A week ago, my daughter was having a terrible streak of aggravations and frustrations and she was finally at her limit. She called me and had an understandable meltdown, for which she immediately apologized for, in between her jagged sobs. I, of course, told her not to apologize. I said that that’s what relationships are all about, being there for each other. I also reminded her that just in the previous month, I had melted down to her about something that I couldn’t even recall what it was about now. She laughed and she said that I had cried to her about a couple we both know and love, breaking up (who are now happily back together and stronger than ever). We both smiled and in that moment I already felt the clouds starting to pass.

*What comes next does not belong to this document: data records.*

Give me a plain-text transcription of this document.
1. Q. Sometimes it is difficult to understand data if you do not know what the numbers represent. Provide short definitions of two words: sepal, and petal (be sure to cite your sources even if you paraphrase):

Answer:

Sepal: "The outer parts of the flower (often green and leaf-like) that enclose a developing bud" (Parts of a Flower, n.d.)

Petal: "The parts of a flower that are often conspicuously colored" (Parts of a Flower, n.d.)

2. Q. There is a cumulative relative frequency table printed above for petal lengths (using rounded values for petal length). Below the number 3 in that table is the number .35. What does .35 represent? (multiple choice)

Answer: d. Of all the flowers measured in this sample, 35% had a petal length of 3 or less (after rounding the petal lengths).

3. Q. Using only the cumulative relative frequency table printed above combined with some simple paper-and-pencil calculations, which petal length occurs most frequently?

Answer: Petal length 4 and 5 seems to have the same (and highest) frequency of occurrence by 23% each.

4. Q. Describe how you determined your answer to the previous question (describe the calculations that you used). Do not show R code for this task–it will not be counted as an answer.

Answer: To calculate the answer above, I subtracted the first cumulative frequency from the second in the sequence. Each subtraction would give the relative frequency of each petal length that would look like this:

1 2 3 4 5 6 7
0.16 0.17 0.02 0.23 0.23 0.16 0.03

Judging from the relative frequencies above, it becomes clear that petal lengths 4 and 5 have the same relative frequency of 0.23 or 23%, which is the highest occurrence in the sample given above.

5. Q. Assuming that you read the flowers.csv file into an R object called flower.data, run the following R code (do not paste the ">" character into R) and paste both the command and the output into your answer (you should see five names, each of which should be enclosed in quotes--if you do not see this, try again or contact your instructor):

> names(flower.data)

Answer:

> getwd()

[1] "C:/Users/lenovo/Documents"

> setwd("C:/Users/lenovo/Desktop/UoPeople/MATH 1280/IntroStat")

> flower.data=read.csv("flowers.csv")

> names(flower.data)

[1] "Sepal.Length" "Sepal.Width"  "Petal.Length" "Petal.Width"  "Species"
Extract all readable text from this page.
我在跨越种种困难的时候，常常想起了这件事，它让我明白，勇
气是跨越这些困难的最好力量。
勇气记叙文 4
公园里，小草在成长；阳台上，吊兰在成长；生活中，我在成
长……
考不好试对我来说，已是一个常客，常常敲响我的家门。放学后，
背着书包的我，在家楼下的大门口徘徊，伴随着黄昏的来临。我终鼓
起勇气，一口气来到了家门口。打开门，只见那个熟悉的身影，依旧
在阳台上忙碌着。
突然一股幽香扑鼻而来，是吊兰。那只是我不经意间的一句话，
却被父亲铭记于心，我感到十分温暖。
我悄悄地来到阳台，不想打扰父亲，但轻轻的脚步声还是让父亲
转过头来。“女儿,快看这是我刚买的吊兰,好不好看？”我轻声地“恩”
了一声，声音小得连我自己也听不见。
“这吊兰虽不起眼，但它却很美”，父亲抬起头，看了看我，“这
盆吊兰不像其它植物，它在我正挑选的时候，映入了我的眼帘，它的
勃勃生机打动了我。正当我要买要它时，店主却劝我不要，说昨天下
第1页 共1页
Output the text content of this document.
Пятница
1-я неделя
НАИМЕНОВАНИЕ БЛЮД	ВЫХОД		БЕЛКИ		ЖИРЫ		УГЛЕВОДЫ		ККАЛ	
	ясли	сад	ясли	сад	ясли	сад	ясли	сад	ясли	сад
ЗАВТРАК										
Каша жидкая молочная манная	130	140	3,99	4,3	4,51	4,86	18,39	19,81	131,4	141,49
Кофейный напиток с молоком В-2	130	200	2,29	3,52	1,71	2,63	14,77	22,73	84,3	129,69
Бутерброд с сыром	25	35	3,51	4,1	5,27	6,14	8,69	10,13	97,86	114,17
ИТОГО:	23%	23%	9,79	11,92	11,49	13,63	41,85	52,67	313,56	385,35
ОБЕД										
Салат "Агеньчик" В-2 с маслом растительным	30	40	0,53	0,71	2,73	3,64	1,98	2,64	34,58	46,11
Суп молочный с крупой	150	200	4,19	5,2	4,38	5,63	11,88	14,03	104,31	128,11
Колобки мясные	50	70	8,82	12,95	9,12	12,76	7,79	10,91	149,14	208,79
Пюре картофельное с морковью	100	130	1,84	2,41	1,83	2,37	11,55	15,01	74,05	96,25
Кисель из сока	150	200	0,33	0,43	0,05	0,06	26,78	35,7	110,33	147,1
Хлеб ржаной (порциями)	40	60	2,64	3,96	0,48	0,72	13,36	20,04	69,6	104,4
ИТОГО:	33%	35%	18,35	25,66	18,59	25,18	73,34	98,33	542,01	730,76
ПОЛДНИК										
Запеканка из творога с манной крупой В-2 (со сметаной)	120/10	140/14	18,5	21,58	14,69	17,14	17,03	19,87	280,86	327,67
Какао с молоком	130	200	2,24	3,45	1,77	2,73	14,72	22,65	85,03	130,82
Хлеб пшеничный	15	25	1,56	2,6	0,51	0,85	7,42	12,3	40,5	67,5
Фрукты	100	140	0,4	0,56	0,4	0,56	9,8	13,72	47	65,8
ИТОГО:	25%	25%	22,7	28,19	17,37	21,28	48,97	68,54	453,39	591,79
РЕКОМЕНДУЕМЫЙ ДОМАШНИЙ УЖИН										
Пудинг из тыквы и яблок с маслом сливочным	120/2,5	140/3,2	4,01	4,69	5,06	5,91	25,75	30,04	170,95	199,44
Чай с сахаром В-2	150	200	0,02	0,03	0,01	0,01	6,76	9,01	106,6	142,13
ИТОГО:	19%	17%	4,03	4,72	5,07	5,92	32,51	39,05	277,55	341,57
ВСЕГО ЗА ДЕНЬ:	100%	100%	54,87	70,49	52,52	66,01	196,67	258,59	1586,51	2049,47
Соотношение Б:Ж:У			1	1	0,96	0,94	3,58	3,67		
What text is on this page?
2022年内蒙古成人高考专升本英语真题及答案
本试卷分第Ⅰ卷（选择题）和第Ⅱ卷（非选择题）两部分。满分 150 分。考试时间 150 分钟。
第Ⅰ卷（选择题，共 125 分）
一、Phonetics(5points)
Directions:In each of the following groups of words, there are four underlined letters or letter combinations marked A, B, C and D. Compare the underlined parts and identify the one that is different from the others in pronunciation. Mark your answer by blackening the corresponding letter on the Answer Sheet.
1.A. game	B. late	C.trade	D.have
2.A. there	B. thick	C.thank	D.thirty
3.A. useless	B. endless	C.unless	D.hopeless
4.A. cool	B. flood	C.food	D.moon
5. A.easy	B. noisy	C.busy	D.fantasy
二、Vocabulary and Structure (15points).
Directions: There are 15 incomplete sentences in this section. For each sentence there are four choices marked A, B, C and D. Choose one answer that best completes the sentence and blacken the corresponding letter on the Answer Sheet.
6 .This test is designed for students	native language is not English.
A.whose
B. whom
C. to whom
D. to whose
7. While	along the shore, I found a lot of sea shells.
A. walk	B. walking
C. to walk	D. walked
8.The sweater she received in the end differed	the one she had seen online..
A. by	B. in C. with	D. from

+ “Selfishness is not living as one wishes. It is asking others to live as one wishes.” – Oscar Wilde
We have a lot of control issues in today’s society, don’t we? At the same token, we are often admonished to “see” things the same way. There is little tolerance for different viewpoints. In my experience, I often see this from people who are screaming the loudest about other people’s horrible, terrible intolerances, yet obviously holding this same level of intolerance about the very people whom they are screaming about being intolerant. “Live and let live” seems a harder concept to come by these days. Perhaps it is difficult for people to realize they can live by their own ideals and values, even if others don’t embrace these same ideals and values. By accepting that others align with ideals and values which are different than yours, does not mean that you have to be best friends with these people. You don’t have to commune with them at all. But a free society means that if you are not committing a socially agreed upon crime (i.e. a nation’s laws), you have the right to live however you see fit. And you don’t want anybody else to tell you how to live, or how to think, or how to worship, or how to dress, or what music to listen to, so why should you try to control others’ ways of living? Control issues are usually about our own needs for safety and security. It makes us feel better if we believe that we are controlling everything outside of us. It makes us feel better if we believe that our narrative is the only “right” narrative. But once you hit middle age and beyond, it becomes more and more obvious that “control” is mostly an illusion. Ironically, we often have the most trouble with “self-control”, and our own self is the only thing which we really have any level of major control, if we are willing and open-eyed enough to take the wheel. Trying to control anything or anybody else outside of ourselves, is just distraction from self-awareness. It turns out that our “narrative” is the right story for us, and everyone else has the right to live out their own stories. And at the very least, doesn’t this make life all the more interesting?
+ “The moment you stop chasing, it comes.
The second you let go, it arrives.
The day you finally believe, it happens.
The Universe doesn’t work on desperation:
It works on alignment.” – Author Unknown
The hardest lesson in life is letting go, and yet we have to do it our entire lives in so many ways, almost daily. Letting go. Acceptance. Don’t those words feel like an exhale? Don’t those words evoke peace? After we have done everything in our power, why is it so hard for us to surrender and to let go when we know that acceptance and letting go, is what ultimately brings us to our truest nature – alignment with Life/Love/Peace/Faith/Hope? Usually it is the stage of utter exhaustion past our wildest desperation that we finally do “let go” and that’s when we finally witness the miracles starting to flow.
+ “You are the art.” – KTZ
You, your body, your daily rhythms, your surroundings, your community, your choices – these are the artwork in your little corner of the greater tapestry of Life, which we all share. You are an artist. Create with joy! You are a one-of-a-kind masterpiece.
Are you passing on love or are you passing on pain? Heal your pain and pass on love.